Siang itu aku berangkat ke mall seorang diri. Karena beberapa teman yang kuhubungi tidak bisa ikut pergi denganku. Sudahlah, tidak apa-apa. Daripada suntuk dirumah. Di Mall aku hanya melihat-lihat. Dan tujuanku tentu saja, toko buku. Di Gramedia kulepaskan dahagaku yang telah lama tak bersentuhan dengan buku-buku, selain diktat mata kuliahku tentu. Hufth..

Setelah puas melihat, membaca dan membeli beberapa buku (maaf emak, kebiasaan ini susah hilang) yang kebetulan sedang diskon, aku segera pulang. Ingin segera makan karena lapar. Itulah aku. Aku lupa makan jika sudah asyik dengan buku. Segera kuberhentikan angkot yang lewat.

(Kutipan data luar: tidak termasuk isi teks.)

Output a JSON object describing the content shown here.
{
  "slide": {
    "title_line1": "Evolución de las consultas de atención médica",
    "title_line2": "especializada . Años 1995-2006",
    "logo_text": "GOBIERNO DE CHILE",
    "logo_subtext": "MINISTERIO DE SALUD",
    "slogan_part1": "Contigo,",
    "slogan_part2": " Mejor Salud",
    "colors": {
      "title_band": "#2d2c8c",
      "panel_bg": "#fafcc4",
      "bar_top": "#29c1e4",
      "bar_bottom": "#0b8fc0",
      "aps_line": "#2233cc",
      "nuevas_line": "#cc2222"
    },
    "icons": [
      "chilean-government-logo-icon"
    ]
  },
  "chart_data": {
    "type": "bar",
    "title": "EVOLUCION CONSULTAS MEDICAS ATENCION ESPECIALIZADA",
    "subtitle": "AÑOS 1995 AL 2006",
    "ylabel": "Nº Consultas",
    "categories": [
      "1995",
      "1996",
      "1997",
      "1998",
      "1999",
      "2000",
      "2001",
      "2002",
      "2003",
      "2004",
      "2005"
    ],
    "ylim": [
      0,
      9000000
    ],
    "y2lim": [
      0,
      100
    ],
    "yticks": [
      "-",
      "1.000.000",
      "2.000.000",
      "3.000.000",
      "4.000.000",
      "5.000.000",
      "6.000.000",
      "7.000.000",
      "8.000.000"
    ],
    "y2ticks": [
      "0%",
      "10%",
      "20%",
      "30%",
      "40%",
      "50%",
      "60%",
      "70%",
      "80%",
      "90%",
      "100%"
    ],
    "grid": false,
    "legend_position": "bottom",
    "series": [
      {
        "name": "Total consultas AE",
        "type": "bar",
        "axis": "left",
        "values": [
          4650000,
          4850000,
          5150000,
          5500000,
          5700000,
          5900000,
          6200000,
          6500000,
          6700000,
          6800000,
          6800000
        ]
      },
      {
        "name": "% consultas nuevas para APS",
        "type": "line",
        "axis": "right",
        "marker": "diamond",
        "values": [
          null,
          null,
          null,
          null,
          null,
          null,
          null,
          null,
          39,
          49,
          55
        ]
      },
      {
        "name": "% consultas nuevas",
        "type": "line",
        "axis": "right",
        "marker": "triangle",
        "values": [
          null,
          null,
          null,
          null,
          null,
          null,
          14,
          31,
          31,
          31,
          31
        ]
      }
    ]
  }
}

Ketika baru turun dari angkot aku terkesiap. Sosok yang selama ini berusaha kulupakan berdiri disana. Diseberang jalan yang berseberangan denganku. Dia melihatku. Aku menatapnya. Lekat. Teramat sangat lekat. Hanya sejenak, namun terasa lama sekali.

Aku tersenyum. Dia mulai menyeberang. Aku terdiam. Dia menyapa. Hatiku berbunga tiba-tiba.

“Rei..” Aku tersenyum bodoh ketika dia menyebut namaku.

“Lama ga ketemu ya Rei..” Aku mengangguk penuh semangat. Agak kelewat semangat sepertinya.

“Dari mana?” Tanyanya.

“Jalan-jalan aja. Terus mampir ke toko buku.. Nih..” Kuperlihatkan buku-buku yang kubeli.

Dia mengangguk. Mulai sedikit tersenyum. Sepertinya bingung dengan kata-kata yang ingin dikeluarkan. Aku mulai tidak nyaman. Ini ditengah jalan. Well, tidak persis ditengah, tapi ini jalanan. Apa aku harus langsung pulang sekarang? Tapi aku rindu.. tak bisa kupungkiri aku masih rindu dengan sosoknya.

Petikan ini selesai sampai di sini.